D’ordinaire, Miguel, sa femme et sa fille n’y attachent pas d’importance. Mais le soir du 8 juin dernier, ce jeu d’enfants a tourné au drame. «Il était 21 h. Ils n’ont pas arrêté pendant une demi-heure. Ils venaient, sonnaient, puis partaient se cacher», raconte Miguel face à la 12e chambre correctionnelle du tribunal d’arrondissement de Luxembourg réunie vendredi matin. «Notre chien n’arrêtait pas d’aboyer. La situation était devenue insupportable. Ma femme avait mal après une opération et ma fille ne parvenait pas à étudier.» «Normalement, les enfants arrêtaient de sonner après une ou deux fois, mais pas cette fois», a confirmé l’épouse. «Nous ne savions pas quoi faire. Nous ne voulions pas déranger la police, mais nous voyions qu’ils y prenaient plaisir.»
Lassé, le prévenu décide de sortir parler aux enfants. «Je voulais leur demander d’arrêter et les prévenir que la prochaine fois, j’appellerais la police.» Entre-temps, les enfants étaient partis se cacher, à l’exception du petit Charles, 10 ans, «40 kilogrammes tout mouillé», selon l’avocate de ses parents, Me Valérie Dupong. «À aucun moment, je ne lui ai porté des coups», jure Miguel à la barre. Il lui est reproché de l’avoir blessé en l’agrippant par la gorge et en le plaquant au sol. Des accusations que le prévenu et son épouse contestent.
«De belles histoires»
Le petit garçon s’est mis à crier très fort «tout le temps». Selon eux, il se serait laissé tomber au sol et aurait refusé d’avancer. Miguel l’aurait aidé à se relever avant de le réprimander. «Après cela, mon mari l’a lâché. Le gamin s’est calmé et est reparti tranquillement», note l’épouse.
De son balcon, une voisine assiste à la scène, alertée par les cris de l’enfant. Le récit qu’elle a livré aux juges diffère de celui du prévenu et de son épouse. «Il demandait de l’aide. Monsieur l’a plaqué et traîné au sol», indique-t-elle en mimant le geste employé par Miguel. «J’ai retrouvé le petit dans la rue avec une autre voisine.

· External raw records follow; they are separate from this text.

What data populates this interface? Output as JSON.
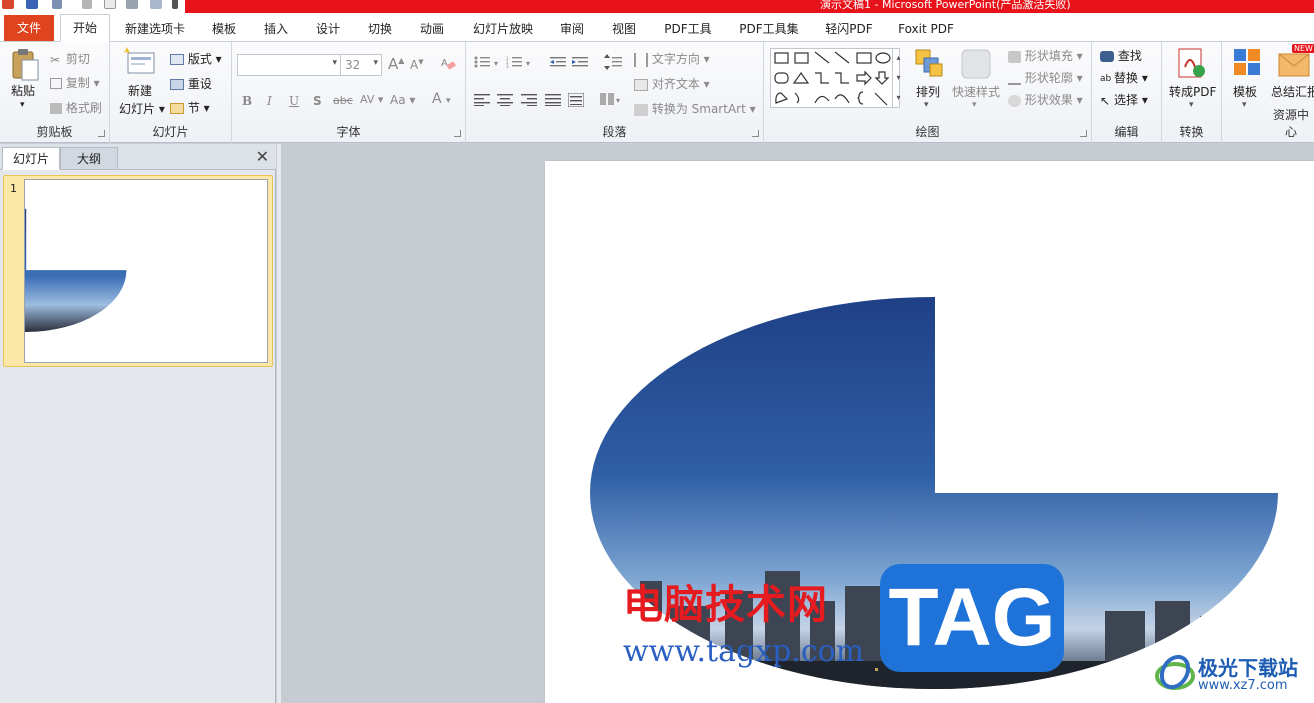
{
  "window": {
    "title": "演示文稿1 - Microsoft PowerPoint(产品激活失败)"
  },
  "tabs": [
    {
      "label": "文件"
    },
    {
      "label": "开始"
    },
    {
      "label": "新建选项卡"
    },
    {
      "label": "模板"
    },
    {
      "label": "插入"
    },
    {
      "label": "设计"
    },
    {
      "label": "切换"
    },
    {
      "label": "动画"
    },
    {
      "label": "幻灯片放映"
    },
    {
      "label": "审阅"
    },
    {
      "label": "视图"
    },
    {
      "label": "PDF工具"
    },
    {
      "label": "PDF工具集"
    },
    {
      "label": "轻闪PDF"
    },
    {
      "label": "Foxit PDF"
    }
  ],
  "ribbon": {
    "clipboard": {
      "label": "剪贴板",
      "paste": "粘贴",
      "cut": "剪切",
      "copy": "复制",
      "format_painter": "格式刷"
    },
    "slides": {
      "label": "幻灯片",
      "new_slide_1": "新建",
      "new_slide_2": "幻灯片",
      "layout": "版式",
      "reset": "重设",
      "section": "节"
    },
    "font": {
      "label": "字体",
      "font_name": "",
      "font_size": "32",
      "bold": "B",
      "italic": "I",
      "underline": "U",
      "shadow": "S",
      "strike": "abc",
      "spacing": "AV",
      "case": "Aa",
      "color": "A",
      "grow": "A",
      "shrink": "A"
    },
    "paragraph": {
      "label": "段落",
      "text_direction": "文字方向",
      "align_text": "对齐文本",
      "smartart": "转换为 SmartArt"
    },
    "drawing": {
      "label": "绘图",
      "arrange": "排列",
      "quick_styles": "快速样式",
      "shape_fill": "形状填充",
      "shape_outline": "形状轮廓",
      "shape_effects": "形状效果"
    },
    "editing": {
      "label": "编辑",
      "find": "查找",
      "replace": "替换",
      "select": "选择"
    },
    "convert": {
      "label": "转换",
      "to_pdf": "转成PDF"
    },
    "resources": {
      "label": "资源中心",
      "templates": "模板",
      "summary": "总结汇报",
      "new_badge": "NEW"
    }
  },
  "left_pane": {
    "tab_slides": "幻灯片",
    "tab_outline": "大纲",
    "close": "✕",
    "slide_number": "1"
  },
  "watermark": {
    "cn_text": "电脑技术网",
    "url": "www.tagxp.com",
    "tag": "TAG",
    "site_name": "极光下载站",
    "site_url": "www.xz7.com"
  },
  "colors": {
    "title_red": "#e8121a",
    "file_tab": "#e0441f",
    "thumb_highlight": "#fbe7a7",
    "sky_top": "#1e3f85",
    "sky_bottom": "#7ea6d2",
    "tag_blue": "#1f73d8"
  }
}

Il tremblait, il était en panique et s’était fait pipi dessus.»
À nouveau questionné par le juge, le prévenu n’en démord pourtant pas : «À aucun moment, je n’ai frappé l’enfant ou ne l’ai plaqué au sol ou pris par le cou.» «Ces enfants jouent dehors toute la journée sans supervision des parents. Il peut s’être blessé en jouant.» Son avocat estime même que la voisine n’a pas pu voir la scène depuis son balcon.
De quoi faire fulminer Me Dupong. «Il s’agissait de petites bêtises d’enfants qui ne méritaient pas ce qui s’est passé ensuite.» «On nous raconte la belle histoire d’un enfant qui s’est laissé tomber, mais c’est de la lâcheté de ne pas reconnaître qu’en tant qu’adulte, on n’ait pas pu se retenir», lance Me Dupong. «Le petit garçon n’est pas parti comme si de rien n’était. Il a été réconforté et ramené à sa mère par deux voisines.»
Depuis les faits, Charles serait terrorisé et n’oserait plus sortir seul, même pas pour aller jouer au football avec ses copains, rapporte la femme de loi. «Deux jours après la journée internationale des Droits de l’enfant, Il est inacceptable qu’on pense encore en tant qu’adulte pouvoir faire subir des violences à un enfant.»
L’avocat de Miguel «doute sérieusement» que son client ait pu le faire. «Il n’est pas sorti de chez lui avec l’intention de blesser un enfant. Il voulait juste passer un message. La seule manière pour lui d’être certain que l’enfant ne s’enfuie pas était de le retenir pour partager son message.» Il demande aux juges d’acquitter son client des charges retenues contre lui ou, à défaut, de lui octroyer une suspension du prononcé ou un sursis intégral.
Le tribunal rendra son jugement le 19 décembre.